Зрители ликуют, увидев двоих своих любимых ведущих вместе, а те, перешучиваясь и обмениваясь любезностями, приветствуют публику.

— Мы рады вновь говорить вам: «Здравствуйте!» с этой сцены! — начинает Урсула, и Бахус подхватывает:

— Однако же вы, пожалуй, и недоумеваете: как же, ведь мы хотели уйти! Признавайтесь, коварные, вы ведь ждали кого-то новенького вместо нас, верно?

Из зрительного зала слышится шум, свист, аплодисменты и крики «Мы вас любим!», и Бахус смеется. Урсула посылает публике воздушный поцелуй, а затем, дождавшись, пока все поутихнут, скромно говорит:

— Мы рады видеть вас и чувствовать вашу любовь здесь и сейчас, но… Но все-таки мы с распорядителями подготовили для вас небольшой сюрприз, и этот сюрприз куда лучше, чем два ведущих на интервью с трибутами!

— Верно, Урсула, — соглашается Бахус. — И это… три ведущих!

Он смеется, и зал удивленно гудит, недоумевая. Урсула спешит пояснить:

— Господин Дисчерт шутит!

— Это еще почему? — возмущенно уперев руки в боки, спрашивает Бахус. — Нас и правда трое!
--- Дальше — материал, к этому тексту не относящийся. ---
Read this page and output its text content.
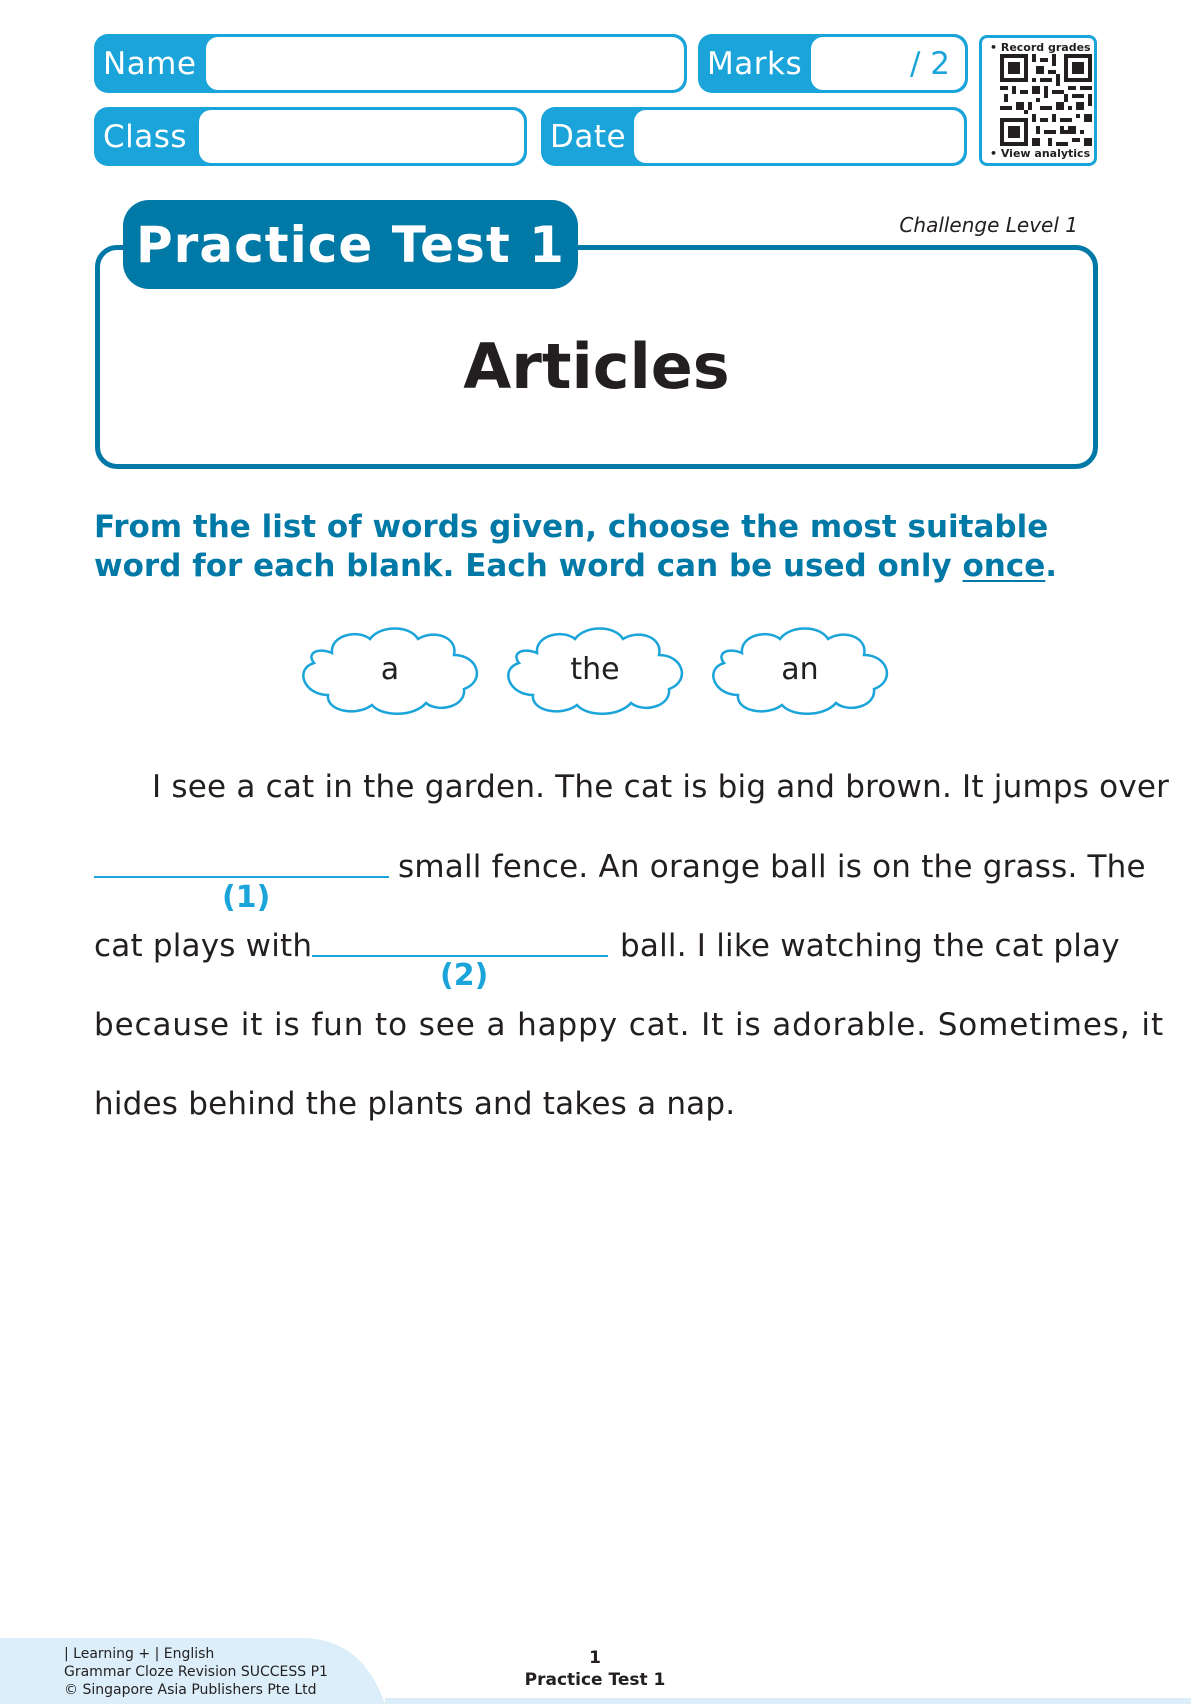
Name	Marks	/ 2
Class	Date
• Record grades
• View analytics
Practice Test 1	Challenge Level 1
Articles
From the list of words given, choose the most suitable word for each blank. Each word can be used only once.
a	the	an
I see a cat in the garden. The cat is big and brown. It jumps over
(1)
small fence. An orange ball is on the grass. The
cat plays with
(2)
ball. I like watching the cat play
because it is fun to see a happy cat. It is adorable. Sometimes, it
hides behind the plants and takes a nap.
| Learning + | English
Grammar Cloze Revision SUCCESS P1
© Singapore Asia Publishers Pte Ltd
1
Practice Test 1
— Да, но беседовать с трибутами мы с тобой не будем, приятель: в нашем возрасте пора лежать перед телевизором, пить имбирный чай с медом и нянчить внуков… Дорогие друзья! — Урсула обращается к затаившей дыхание публике. — Пожалуй, нам не стоит так долго томить вас, но я все же хочу сказать! Все мы знаем, что эти Игры особенные — не только потому, что трибутов в этом году выбирали не случайным голосованием…

-…но еще и потому, — заканчивает за нее Бахус, — что Лисса Голдман, бессменный главный распорядитель, подаривший нам столько незабываемых впечатлений, решила после Квартальной Бойни оставить пост и передать бразды правления своему преемнику! Но это ни в коем случае не означает, что фамилия Голдман навсегда исчезнет с афиш и рекламных плакатов! Дело в том, что наш новый ведущий… Это Грация Голдман, дочь Лиссы и невероятно талантливая юная леди!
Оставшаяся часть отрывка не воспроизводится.